2017_04_16_17_34_24_409

 1発目と2発目が-21db、3発目は-15dbです。1発目と2発目も多少の違いがありますが、3発目は大きく異なります。ということは3発目を撃った射手は、より近くで撃ったことになります。
 声紋で比べようと思ったのですが、あまりにも遠いために声紋のパターンが不明瞭となり、わかりにくいのでやめました。ただ、「ズドン」という音の感じから散弾銃ではないかと思いました。ライフルですと「パン」と少し乾いた音に聞こえるはずです。なお、シカ撃ちの場合、パチンコ玉のような大きな玉が8個くらいシェルに入っているゼロゼロバックを使います。
 さらに、波形を比べてみると1発目と2発目、そして3発目が異なることがわかります。
 1発目です。

2017_04_16_17_34_45_698

 3発目です。
2017_04_16_17_35_04_563_2

 1発目と2発目は、最初の山の後にもう一つ短い山があります。これは木霊だと思いますが、3発目には短い木霊でなく長い木霊になっています。ようするに、3発目の射手は、1発目と2発目の射手とは木霊の発生の仕方が違う場所にいて撃ったことになります。ということは、かなり離れていたと考えることができます。
 1発目と2発目が1分15秒なのに対し、3発目は2分17秒後です。もし、シカが斜面とジグザグに森の中を2分強走ったら、どのくらいの距離を移動できるかわかりませんが、仮に25km/hで走ったとしたら銃声の間の2分強で1kmくらいは移動できそうです。
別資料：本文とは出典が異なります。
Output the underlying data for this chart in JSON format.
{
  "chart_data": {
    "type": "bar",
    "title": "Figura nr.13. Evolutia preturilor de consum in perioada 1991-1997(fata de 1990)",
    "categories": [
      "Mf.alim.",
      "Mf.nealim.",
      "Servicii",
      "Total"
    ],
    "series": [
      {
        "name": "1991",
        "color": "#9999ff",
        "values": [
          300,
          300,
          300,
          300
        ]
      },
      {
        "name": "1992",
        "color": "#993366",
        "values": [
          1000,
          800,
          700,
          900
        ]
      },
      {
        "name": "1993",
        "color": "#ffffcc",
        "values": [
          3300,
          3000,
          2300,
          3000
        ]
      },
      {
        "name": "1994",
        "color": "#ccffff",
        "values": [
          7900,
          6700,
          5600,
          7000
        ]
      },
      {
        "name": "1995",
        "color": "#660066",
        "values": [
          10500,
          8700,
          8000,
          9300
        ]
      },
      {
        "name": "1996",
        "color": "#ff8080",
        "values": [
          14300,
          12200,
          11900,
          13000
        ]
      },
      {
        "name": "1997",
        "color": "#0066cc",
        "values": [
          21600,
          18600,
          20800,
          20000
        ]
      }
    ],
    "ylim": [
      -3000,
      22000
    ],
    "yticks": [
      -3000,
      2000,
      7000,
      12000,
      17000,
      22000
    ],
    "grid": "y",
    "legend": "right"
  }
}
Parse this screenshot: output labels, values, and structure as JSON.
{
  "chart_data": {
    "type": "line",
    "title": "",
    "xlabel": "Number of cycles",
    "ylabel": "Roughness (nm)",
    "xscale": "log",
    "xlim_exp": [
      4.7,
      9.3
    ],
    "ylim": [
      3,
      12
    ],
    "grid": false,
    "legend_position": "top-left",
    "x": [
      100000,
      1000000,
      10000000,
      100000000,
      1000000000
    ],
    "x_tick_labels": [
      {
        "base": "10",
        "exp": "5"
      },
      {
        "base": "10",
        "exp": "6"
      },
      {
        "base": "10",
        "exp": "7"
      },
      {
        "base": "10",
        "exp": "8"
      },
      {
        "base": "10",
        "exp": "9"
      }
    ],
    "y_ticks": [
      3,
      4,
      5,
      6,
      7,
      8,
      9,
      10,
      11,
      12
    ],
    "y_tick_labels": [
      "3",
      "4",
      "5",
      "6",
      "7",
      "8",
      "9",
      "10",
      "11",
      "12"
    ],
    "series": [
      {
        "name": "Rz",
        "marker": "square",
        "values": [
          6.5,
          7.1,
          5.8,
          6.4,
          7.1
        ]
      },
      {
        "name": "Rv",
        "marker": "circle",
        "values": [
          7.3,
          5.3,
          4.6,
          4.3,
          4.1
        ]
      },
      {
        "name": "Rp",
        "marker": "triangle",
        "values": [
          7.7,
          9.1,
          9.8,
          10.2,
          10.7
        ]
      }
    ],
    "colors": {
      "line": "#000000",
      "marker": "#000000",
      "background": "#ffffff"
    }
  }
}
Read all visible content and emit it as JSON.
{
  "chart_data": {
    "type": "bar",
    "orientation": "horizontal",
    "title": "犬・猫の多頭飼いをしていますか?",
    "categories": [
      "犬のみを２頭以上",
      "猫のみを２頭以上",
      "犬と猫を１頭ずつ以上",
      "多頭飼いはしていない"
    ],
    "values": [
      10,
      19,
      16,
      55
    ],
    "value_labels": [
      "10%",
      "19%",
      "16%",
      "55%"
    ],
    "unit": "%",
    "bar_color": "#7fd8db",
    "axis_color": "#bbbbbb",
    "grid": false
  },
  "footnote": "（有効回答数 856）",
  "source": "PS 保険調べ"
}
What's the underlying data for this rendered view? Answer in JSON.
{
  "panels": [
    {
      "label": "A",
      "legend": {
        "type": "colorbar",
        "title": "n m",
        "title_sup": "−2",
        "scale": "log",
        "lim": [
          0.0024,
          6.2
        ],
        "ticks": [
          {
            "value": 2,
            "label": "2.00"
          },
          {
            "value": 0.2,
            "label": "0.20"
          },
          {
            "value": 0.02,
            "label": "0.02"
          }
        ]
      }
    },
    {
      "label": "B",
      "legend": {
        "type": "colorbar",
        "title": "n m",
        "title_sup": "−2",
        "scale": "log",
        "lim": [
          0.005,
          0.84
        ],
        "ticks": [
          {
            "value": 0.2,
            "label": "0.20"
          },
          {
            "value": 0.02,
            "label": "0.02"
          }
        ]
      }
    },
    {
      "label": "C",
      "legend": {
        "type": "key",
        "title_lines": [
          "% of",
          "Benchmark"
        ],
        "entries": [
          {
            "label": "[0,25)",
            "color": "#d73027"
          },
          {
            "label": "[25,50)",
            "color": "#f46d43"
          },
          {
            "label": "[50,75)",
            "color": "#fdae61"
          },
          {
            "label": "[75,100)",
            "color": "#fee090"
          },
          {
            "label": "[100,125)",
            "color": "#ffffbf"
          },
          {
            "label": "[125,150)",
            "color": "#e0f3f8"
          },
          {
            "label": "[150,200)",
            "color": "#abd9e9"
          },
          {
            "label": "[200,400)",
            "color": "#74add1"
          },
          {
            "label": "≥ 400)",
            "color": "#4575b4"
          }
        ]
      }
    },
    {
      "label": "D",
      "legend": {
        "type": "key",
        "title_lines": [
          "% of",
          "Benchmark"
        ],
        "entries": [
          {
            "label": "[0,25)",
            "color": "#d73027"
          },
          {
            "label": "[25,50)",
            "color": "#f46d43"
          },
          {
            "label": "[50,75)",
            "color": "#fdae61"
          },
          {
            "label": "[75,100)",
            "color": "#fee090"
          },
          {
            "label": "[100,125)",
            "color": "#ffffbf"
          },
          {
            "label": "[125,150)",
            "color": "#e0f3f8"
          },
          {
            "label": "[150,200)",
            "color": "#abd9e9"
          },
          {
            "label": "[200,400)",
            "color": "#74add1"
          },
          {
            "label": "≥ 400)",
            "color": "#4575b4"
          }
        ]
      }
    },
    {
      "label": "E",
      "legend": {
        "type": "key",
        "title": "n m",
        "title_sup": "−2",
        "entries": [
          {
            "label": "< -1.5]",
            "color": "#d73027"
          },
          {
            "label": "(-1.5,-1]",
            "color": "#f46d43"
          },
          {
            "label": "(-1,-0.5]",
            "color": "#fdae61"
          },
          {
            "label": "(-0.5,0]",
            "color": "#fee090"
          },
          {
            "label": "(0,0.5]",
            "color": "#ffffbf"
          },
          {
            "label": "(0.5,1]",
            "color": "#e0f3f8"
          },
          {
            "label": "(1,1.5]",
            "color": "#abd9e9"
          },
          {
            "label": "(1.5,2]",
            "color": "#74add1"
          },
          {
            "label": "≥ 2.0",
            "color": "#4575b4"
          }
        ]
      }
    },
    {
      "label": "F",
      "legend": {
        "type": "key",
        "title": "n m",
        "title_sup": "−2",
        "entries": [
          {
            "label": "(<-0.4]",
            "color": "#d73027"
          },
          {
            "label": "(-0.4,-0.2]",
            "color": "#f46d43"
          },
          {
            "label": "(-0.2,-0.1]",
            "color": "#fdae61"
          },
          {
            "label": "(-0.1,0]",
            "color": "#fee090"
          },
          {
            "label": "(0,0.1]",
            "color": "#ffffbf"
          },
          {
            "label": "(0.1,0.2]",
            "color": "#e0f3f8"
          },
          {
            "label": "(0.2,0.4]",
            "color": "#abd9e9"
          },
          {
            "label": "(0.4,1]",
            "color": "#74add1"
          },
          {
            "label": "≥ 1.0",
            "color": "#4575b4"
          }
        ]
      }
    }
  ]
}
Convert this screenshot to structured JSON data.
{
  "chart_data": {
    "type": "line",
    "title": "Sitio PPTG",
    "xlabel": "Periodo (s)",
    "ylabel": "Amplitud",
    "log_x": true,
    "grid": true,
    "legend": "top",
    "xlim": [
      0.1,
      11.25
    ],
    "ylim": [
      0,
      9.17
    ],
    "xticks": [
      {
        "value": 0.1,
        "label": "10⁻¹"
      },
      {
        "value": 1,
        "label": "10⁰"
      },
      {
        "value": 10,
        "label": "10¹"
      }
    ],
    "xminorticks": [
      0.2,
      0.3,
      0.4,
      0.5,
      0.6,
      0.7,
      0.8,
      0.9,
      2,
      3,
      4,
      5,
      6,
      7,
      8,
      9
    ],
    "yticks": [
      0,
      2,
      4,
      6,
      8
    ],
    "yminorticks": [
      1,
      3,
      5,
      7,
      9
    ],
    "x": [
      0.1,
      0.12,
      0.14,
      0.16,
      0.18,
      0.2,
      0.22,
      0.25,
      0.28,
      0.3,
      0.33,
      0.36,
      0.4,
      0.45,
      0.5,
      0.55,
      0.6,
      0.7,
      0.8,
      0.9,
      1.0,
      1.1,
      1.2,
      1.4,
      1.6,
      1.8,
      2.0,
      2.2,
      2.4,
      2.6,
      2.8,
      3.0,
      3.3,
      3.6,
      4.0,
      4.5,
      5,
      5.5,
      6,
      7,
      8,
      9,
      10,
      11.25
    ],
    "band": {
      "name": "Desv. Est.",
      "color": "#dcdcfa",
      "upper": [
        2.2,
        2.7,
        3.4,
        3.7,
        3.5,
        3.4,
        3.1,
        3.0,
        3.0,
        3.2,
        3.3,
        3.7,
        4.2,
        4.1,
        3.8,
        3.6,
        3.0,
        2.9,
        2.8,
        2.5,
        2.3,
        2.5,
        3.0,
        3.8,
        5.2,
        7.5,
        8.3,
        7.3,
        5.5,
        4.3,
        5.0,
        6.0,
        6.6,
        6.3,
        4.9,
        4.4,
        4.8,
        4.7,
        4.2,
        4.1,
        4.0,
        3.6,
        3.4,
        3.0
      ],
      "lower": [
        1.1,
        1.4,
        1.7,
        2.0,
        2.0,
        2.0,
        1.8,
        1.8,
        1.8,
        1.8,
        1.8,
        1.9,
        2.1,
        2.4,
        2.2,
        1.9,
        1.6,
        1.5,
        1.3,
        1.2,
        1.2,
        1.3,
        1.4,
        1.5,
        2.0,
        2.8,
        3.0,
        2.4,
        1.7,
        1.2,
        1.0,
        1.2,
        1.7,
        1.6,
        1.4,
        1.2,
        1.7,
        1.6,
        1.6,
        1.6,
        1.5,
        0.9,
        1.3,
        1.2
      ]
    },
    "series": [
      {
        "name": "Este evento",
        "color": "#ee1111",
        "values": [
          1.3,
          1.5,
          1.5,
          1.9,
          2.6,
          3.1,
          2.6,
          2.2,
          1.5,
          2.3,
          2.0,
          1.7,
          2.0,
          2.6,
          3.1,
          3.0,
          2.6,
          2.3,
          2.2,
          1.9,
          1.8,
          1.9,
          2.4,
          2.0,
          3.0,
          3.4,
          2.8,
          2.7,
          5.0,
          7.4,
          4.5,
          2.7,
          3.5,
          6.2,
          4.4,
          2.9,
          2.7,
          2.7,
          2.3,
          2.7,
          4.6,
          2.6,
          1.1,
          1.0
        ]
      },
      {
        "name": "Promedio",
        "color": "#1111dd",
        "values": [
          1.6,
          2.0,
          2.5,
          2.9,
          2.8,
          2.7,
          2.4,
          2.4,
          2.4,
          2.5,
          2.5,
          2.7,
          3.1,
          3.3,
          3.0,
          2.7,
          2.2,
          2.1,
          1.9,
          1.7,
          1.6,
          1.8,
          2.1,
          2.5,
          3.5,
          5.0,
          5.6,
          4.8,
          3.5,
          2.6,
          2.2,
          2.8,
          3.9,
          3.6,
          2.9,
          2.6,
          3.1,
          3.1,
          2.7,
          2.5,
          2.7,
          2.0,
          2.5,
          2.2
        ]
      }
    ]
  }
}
そこで、待ち構えていた射手が3発目を撃ったとすると、km単位距離が異なるために音が大きくなり木霊も異なる理由を説明できるのではと思います。
 シカ撃ちの場合、仕留めたら80kgもある獲物を担ぎ上げなくてはならない場合もあります。そのため、数人のチームで狩るのが普通です。まして有害鳥獣駆除事業、手当も出ているはずですから1人のはずはありません。少なくとも2人が、関わっていると思います。
 たった、これだけの音の情報から勝手に推理するのも楽しいですね。